Under the influence of the embargo the census of 1810 had been made to include a survey of American manufactures. It showed that nearly two hundred million dollars' worth of goods were manufactured annually in the United States. Undoubtedly this sum had been greatly increased during the two years of war. Newspapers printed accounts of the large output of woollen mills in New England, of the starting of glass and iron factories, of new methods for weaving, of looms to be operated by steam power, of the discovery of lead, copper, asbestos, and other mines. The frontier city of Cincinnati reported the establishment of manufactories of tools, implements, ground mustard, and castor oil. It was said in 1816 that not less than nineteen million dollars' worth of woollen goods alone were being produced in the United States, which must suffer from European competition unless protected. A steam vessel, so it was reported, built at New York, was about to attempt to cross the Atlantic to Russia, where Fulton had been given a monopoly of steam navigation for twenty-five years.

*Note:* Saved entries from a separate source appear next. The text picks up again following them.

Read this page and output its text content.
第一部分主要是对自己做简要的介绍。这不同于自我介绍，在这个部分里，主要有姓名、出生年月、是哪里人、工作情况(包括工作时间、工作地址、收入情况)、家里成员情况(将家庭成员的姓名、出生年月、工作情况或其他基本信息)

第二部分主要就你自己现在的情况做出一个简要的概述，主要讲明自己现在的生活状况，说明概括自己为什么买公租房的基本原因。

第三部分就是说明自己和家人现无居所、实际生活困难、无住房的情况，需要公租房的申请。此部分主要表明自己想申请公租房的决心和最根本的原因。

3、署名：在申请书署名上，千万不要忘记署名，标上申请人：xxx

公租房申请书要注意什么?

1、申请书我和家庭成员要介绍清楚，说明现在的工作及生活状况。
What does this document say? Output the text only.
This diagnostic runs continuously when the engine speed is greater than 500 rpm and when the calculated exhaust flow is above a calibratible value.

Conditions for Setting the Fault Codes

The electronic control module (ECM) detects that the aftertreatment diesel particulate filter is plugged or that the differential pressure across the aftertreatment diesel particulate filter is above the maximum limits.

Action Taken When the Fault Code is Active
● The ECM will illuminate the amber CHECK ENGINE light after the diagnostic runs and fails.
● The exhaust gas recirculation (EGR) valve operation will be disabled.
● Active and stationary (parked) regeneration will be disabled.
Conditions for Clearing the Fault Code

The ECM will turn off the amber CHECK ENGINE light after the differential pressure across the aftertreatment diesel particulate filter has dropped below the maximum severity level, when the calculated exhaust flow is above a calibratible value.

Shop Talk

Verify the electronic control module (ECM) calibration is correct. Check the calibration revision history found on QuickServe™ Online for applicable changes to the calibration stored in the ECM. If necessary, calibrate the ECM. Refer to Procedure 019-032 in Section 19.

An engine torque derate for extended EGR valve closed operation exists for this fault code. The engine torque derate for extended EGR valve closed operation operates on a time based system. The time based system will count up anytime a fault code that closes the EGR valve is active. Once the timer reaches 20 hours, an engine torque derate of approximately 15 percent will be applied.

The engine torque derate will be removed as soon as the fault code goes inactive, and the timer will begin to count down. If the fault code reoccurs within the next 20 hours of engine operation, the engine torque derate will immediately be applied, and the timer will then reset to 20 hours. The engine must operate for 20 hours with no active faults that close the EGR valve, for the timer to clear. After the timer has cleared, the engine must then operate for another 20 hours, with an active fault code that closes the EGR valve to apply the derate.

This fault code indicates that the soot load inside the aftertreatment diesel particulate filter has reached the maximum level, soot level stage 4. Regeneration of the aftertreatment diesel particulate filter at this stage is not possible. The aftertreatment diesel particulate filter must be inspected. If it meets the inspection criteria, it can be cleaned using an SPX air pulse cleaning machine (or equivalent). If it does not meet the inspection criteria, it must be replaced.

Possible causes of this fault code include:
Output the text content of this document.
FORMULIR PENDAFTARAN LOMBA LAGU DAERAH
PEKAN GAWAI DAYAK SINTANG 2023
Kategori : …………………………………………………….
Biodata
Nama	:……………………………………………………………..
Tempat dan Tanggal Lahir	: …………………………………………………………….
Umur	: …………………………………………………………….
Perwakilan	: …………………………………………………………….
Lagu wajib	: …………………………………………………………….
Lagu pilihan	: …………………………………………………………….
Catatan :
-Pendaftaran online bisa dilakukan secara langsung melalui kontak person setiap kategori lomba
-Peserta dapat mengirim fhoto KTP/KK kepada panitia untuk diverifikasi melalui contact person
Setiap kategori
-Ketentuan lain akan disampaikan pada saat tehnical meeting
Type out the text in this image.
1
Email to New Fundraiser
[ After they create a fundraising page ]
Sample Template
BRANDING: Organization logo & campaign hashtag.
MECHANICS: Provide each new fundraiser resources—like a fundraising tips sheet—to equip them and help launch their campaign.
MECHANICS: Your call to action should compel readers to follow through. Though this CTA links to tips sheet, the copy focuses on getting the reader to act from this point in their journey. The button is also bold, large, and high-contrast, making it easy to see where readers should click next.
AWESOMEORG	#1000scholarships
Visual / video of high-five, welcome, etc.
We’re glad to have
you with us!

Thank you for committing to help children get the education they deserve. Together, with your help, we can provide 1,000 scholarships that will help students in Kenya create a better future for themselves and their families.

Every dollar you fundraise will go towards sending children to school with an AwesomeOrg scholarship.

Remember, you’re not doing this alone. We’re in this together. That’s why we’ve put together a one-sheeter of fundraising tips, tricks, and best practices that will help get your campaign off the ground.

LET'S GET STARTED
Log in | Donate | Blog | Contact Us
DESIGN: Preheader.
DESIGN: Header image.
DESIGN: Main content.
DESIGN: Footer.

So completely had the New England States alienated themselves from the Administration by their conduct during the war that an appeal from them for protecting manufactures in which they were most largely interested would have had small influence, unless the general condition of the country had demanded action, as shown above. The Southern States, which dominated Government, could afford to be magnanimous. They had permanent protection in their cotton, tobacco, and sugar exports as the means of their commercial salvation. "Let us be charitable toward the Hartford conventionists; let us make them feel that they have a country," said a member of Congress, in discussing the impost bill of 1816, which partook somewhat of the nature of a tariff bill along Hamiltonian lines, although framed by Jeffersonians. Few speakers showed a tendency to discuss the proposition from a party standpoint. "The duty of a paternal government" was referred to as freely as if the Hamilton days had come again.
As usual in a tariff debate, expediency and self-interest ruled. The difficulty of reconciling the varied interests in a common measure seemed at times insurmountable. The South wanted a high duty upon sugars and a low duty upon coarse cloth. The New England delegates insisted upon the contrary.